A questão crucial do momento é, na verdade, dupla: "Como se evita uma tempestade perfeita?", a que se segue "Não se evitando, como se sai de uma tempestade perfeita?". As respostas, não sendo impossíveis, são certamente complexas.
Começando pela primeira, a questão está nas mãos dos juízes do Palácio de Ratton. Estou certo de que não abdicarão do rigor e da ponderação necessários a tão pesada decisão, como o provaram no passado recente. Mas sei também que têm ao seu dispor um mecanismo que permitiria reduzir o impacto da sua decisão, amortecendo assim, e muito, o potencial da tempestade. Falo da possibilidade de invocar o nível avançado de execução de um orçamento absolutamente crítico para o país, para introduzir uma medida de restrição de efeitos, que pode ser parcial ou total, mediante o impacto das normas que possam vir a ser declaradas inconstitucionais. É um caminho que não colocaria em crise o exercício da justiça nem dos seus valores, que não absolveria da responsabilidade política o Governo, enquanto autor do OE, mas que adotaria um pragmatismo vital. Evitava-se a tempestade perfeita.

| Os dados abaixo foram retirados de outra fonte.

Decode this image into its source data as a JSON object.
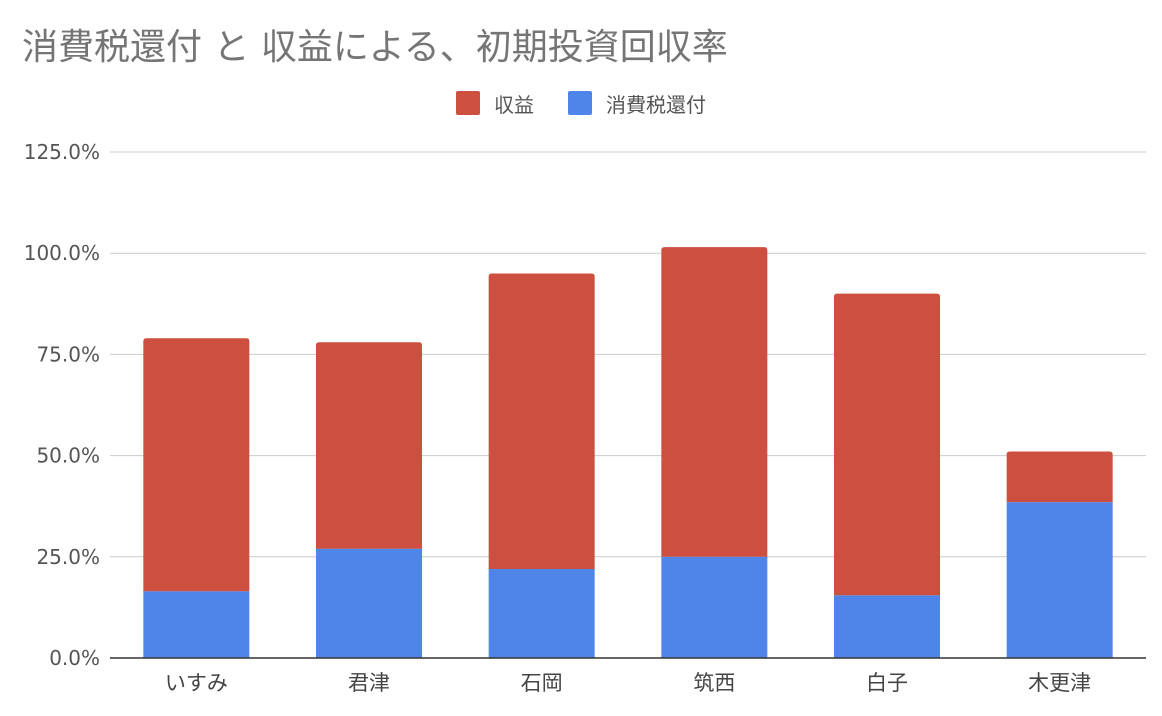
{
  "chart_data": {
    "type": "bar",
    "stacked": true,
    "title": "消費税還付 と 収益による、初期投資回収率",
    "categories": [
      "いすみ",
      "君津",
      "石岡",
      "筑西",
      "白子",
      "木更津"
    ],
    "series": [
      {
        "name": "消費税還付",
        "color": "#4f85e8",
        "values": [
          16.5,
          27.0,
          22.0,
          25.0,
          15.5,
          38.5
        ]
      },
      {
        "name": "収益",
        "color": "#cc4f3f",
        "values": [
          62.5,
          51.0,
          73.0,
          76.5,
          74.5,
          12.5
        ]
      }
    ],
    "legend_order": [
      "収益",
      "消費税還付"
    ],
    "legend_position": "top-center",
    "ylim": [
      0,
      125
    ],
    "yticks": [
      "0.0%",
      "25.0%",
      "50.0%",
      "75.0%",
      "100.0%",
      "125.0%"
    ],
    "grid": true
  }
}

Agora, a segunda questão. Não se sai de uma tempestade perfeita com os mesmos recursos com que se entrou. Se com esta coligação governamental e esta oposição se chegar a um orçamento inviável e à impossibilidade de fecho do programa de assistência e da desejada saída da troika, então impor-se-á um redesenho do poder governativo. A negociação e subscrição de um novo memorando por parte dos três partidos do arco do poder não serão suficientes. Só mesmo um governo de salvação nacional poderá furar a tempestade perfeita.